A variety of neurological conditions can lead to severe paralysis, even to typical locked-in syndrome (LIS), where patients have retained their mental abilities and consciousness, but suffer from complete paralysis (quadriplegia and anarthria), except for vertical eye movement control. Such conditions are caused by an insult to the ventral pons, most commonly an infarct, haemorrhage, or trauma, such as stroke, encephalitis, Guillain Barré syndrome as well as neurodegenerative diseases of motor neurons, such as Amyotrophic Lateral Sclerosis in which the patient gradually loses control of his/her muscles and, consequently, the ability to communicate.

Although there is no official documentation of the precise percentage of the people suffering from locked-in syndrome, it is a fact that LIS is a rare syndrome. Nevertheless, there is no proven effective treatment, while ten year survival rates as high as 85% have been reported.

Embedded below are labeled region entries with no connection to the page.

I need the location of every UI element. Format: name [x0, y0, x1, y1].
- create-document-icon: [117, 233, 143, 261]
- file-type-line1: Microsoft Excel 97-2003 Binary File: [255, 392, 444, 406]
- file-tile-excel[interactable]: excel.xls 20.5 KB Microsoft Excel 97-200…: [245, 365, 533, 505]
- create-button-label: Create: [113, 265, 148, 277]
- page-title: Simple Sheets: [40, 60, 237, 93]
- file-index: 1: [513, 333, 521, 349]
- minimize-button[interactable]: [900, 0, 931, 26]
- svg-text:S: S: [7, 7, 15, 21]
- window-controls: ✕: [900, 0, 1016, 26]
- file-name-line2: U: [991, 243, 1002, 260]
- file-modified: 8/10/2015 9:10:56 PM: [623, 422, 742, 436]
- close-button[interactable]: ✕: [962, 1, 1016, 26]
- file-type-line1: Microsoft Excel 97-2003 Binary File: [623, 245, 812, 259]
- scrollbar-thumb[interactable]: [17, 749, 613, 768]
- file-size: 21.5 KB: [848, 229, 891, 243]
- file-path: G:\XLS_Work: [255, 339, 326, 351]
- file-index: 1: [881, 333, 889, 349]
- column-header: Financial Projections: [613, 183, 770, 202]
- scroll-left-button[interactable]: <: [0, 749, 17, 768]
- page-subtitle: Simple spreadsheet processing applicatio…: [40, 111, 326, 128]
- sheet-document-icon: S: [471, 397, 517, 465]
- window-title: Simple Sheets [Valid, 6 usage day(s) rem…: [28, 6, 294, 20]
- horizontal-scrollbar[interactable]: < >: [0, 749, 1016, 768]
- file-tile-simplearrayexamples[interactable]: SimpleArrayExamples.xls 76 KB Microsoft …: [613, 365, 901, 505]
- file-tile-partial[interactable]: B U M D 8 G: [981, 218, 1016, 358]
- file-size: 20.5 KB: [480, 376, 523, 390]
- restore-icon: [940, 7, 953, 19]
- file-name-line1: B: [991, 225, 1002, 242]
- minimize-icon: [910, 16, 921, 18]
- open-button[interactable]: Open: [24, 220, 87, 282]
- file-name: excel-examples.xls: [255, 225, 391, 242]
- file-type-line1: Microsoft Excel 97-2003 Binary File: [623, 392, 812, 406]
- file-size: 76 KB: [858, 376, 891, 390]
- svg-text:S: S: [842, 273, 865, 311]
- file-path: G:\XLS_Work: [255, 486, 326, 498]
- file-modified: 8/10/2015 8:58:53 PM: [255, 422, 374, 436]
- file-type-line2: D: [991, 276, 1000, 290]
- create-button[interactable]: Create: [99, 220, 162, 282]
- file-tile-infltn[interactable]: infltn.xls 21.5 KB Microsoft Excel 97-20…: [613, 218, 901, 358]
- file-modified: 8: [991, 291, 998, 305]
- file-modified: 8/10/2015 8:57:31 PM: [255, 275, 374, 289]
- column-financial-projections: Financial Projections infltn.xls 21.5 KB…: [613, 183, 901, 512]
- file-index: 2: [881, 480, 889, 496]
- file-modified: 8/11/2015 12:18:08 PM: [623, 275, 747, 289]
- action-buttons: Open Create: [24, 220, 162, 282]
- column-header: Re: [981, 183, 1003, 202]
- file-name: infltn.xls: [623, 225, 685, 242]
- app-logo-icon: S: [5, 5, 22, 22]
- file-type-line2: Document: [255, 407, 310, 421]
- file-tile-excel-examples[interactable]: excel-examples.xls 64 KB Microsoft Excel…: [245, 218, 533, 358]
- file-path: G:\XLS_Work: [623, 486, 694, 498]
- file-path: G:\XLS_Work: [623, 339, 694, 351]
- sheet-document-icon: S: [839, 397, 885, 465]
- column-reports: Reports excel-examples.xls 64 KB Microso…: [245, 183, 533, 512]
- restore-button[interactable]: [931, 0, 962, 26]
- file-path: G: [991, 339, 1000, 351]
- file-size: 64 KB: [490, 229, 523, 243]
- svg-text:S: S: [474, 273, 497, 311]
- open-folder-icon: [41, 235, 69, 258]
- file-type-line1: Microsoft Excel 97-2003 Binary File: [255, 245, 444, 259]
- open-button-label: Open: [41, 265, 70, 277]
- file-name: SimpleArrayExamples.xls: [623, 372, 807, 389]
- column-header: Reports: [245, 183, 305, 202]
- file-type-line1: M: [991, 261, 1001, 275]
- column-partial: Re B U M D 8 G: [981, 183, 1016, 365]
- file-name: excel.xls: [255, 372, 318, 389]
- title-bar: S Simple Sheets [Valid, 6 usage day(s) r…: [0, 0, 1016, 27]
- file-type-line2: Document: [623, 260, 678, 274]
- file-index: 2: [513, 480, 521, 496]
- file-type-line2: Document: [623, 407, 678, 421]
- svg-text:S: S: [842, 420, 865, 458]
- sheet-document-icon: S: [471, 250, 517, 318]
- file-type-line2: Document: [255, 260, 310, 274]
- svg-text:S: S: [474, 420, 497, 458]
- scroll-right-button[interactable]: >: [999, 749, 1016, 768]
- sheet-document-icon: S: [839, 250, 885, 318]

As these patients maintain their mental functions unaffected, their motor impairment and social exclusion often lead to depression and resignation. As a consequence, providing even minimal means of communication and control can substantially improve the quality of life of both patients and their families.

 

Objectives

Our goal is to design and implement an integrated brain computer-interface for the navigation of a robot car and a wheelchair, based solely on the user’s brain signals. We are envisioning a reliable system, affordable and easy to use, in order to be used efficiently by patients with severe paraplegia or locked-in syndrome and operated easily by a healthcare provider, without the need of an IT specialist.

 

Innovative application of non-invasive brain-computer interfaces

During the last decades researchers have focused their efforts into studying and developing Brain-Computer Interfaces (BCIs). BCIs use brain activity signals as control signals, in contrast with the traditional human-computer interfaces that are usually based on the control of peripheral nerves or muscles. These interfaces were initially developed to help patients suffering from severe paralysis or locked-in syndrome, due to impaired neuromuscular activity, to control external devices, such as computers, speech synthesis devices, or robotic arms.

Electroencephalographic (EEG) recordings are used as control signals in the BCi we are developing for the i-AMA project. The excellent time resolution of this brain signal recording technique, which allows for real-time applications, along with its non-intrusiveness, affordability, portability and ease-of-use makes EEG the most popular signal capturing choice in such interfaces.

The EEG-based BCI we are developing uses Steady-State Visually Evoked Potentials (SSVEPs) and the processing chain consists of the following steps:

  • The user focuses his/her gaze onto specific visual stimuli, which produce distinct brain patterns.
  • An EEG recorder continuously records the user’s brain activity, while the recorded signals are analyzed in real-time, using sophisticated signal analysis algorithms, in order to detect those distinct brain patterns.
  • The detected patterns are translated into device control signals (e.g. motion commands for a wheelchair) and they are wirelessly transferred to the devices of interest.
  • The successful use of the devices of interest provides the feedback of the interface to the user, so that he/she can adjust his/her intentions and, therefore, the control commands.

The system at hand will utilize and implement sophisticated feature extraction algorithms in the frequency domain, as well as state-of-the-art machine learning and artificial intelligence techniques, thus allowing for the development of personalized interfaces, according to each patient’s distinct brain patterns.